Flow, when you are carefully engaged in the activity you are doing and you lose all other thought. The framework for flow is a laser-focused awareness on the present moment.
I started to surf more actively and realized that surf activates flow big time. It kicks a lot of the triggers for flow.
Flow triggers related to extreme sports:
- Intensely focused attention: creating flow requires long periods of uninterrupted concentration. In other words, flow requires a singular task.
- Clear intention: know what you are doing and why are you doing it. When goals are clear the mind does not wonder what to do next.
- High consequences: When there is danger lurking the environment we do not need to concentrate extra hard to drive focus. The elevated risk levels do the job for us since survival is fundamental to any organism.
- Rich environment – it means a place with a lot of novelty, unpredictability, and complexity.
There is a mixture of adrenaline and fear attached to surfing because of the energy in waves. It doesn’t matter how experienced you are, whenever you’re dropping in you don’t know if you’re going to ride out and get a rush, or get smashed by the wave. All that exercise reducing stress and releasing endorphins. Surfers in my opinion experience flow more than ordinary.
I will try to give it a slight description of what does it feels like, so you can scarcely taste it:
When I’m out there in the ocean I hardly think about anything else. Fresh ocean breeze mixed with salt water splashes into the face and you start feeling weightless as you accelerate down the wave. The sun is settling down and you can see the path that it creates on the water. Then, a meditative silence fills the space and there is only the moment you are in. For a short period it feels as you become one with something greater than yourself and all your soul want to scream is something like: “I FEEL SO ALIVE”...

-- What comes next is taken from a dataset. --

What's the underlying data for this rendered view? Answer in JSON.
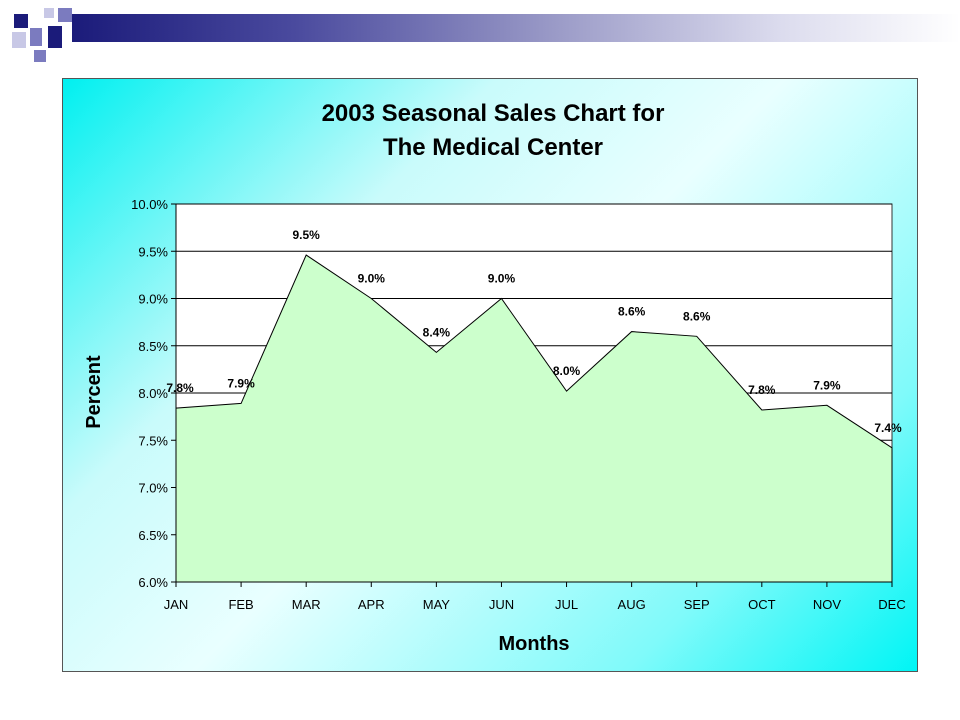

Studies show that a surfer only ride a wave for an average of 6 seconds but the intensity of the experience lasts much longer.
“To forget oneself – to lose oneself in the music, at the moment – that kind of absorption seems to be at the heart of every creative endeavor. — Dani Shapiro
The power of flow.
When you are in a flow state, you are bypassing your prefrontal cortex.
Hold on, let me explain.
The prefrontal cortex is the cerebral cortex covering the front part of the frontal lobe. This brain region has been associated with planning complex cognitive behavior, personality expression, decision making, and moderating social behavior. In other words, it is the orchestration of thoughts and actions in accordance with internal goals.
What does it mean to bypass it?
Your body can respond to minuscule changes in the environment faster than the speed of thought. As the flow sensation goes along with or follows the movement, the initial intention must be translated to the muscles in order to generate forces and displacements. There is immediate feedback to one’s actions.
How do Olympic athletes or X-games athletes keep getting better and keep breaking records? Can humans ever reach the limit?
The impressive thing is that when science says humans cannot go any quicker, lift any heavier or ride bigger waves and spin more degrees they’ve been proven wrong. It’s amazing how of what the human mind and body are possible — when an old record is broken, the new world record gives another generation athletes a norm to beat. So even if it seems as if we’ll eventually reach a roof for world records and max out our body, there’ll always be someone else who will try to beat it.
It is the flow that allows athletes to show us what is possible.
Surfing is a 1,000-year-old sport, and 20 years ago the biggest wave ever ridden was 25 feet. Today surfers push into waves 100 feet tall. Or consider snowboarding: In 1992, the biggest gap ever cleared was 40 feet; today that jump is 230 feet.
The answer is flow.
In all other activities flow is a luxury, but at the upper edges of action/adventure sports, a fundamental requirement. The state is the only reason these athletes are surviving the big mountains, big waves, and big rivers. When you’re pushing the limits of ultimate human performance, the choice is stark: it’s flow or die.
The greatest athletes aren’t interested in the greatest risks. I mean, sometimes they’re taken, sometimes not, but those physical risks are a by-product of a much deeper desire to take creative risks. Don’t be fooled by the danger. In action and adventure sports, creativity is always the point.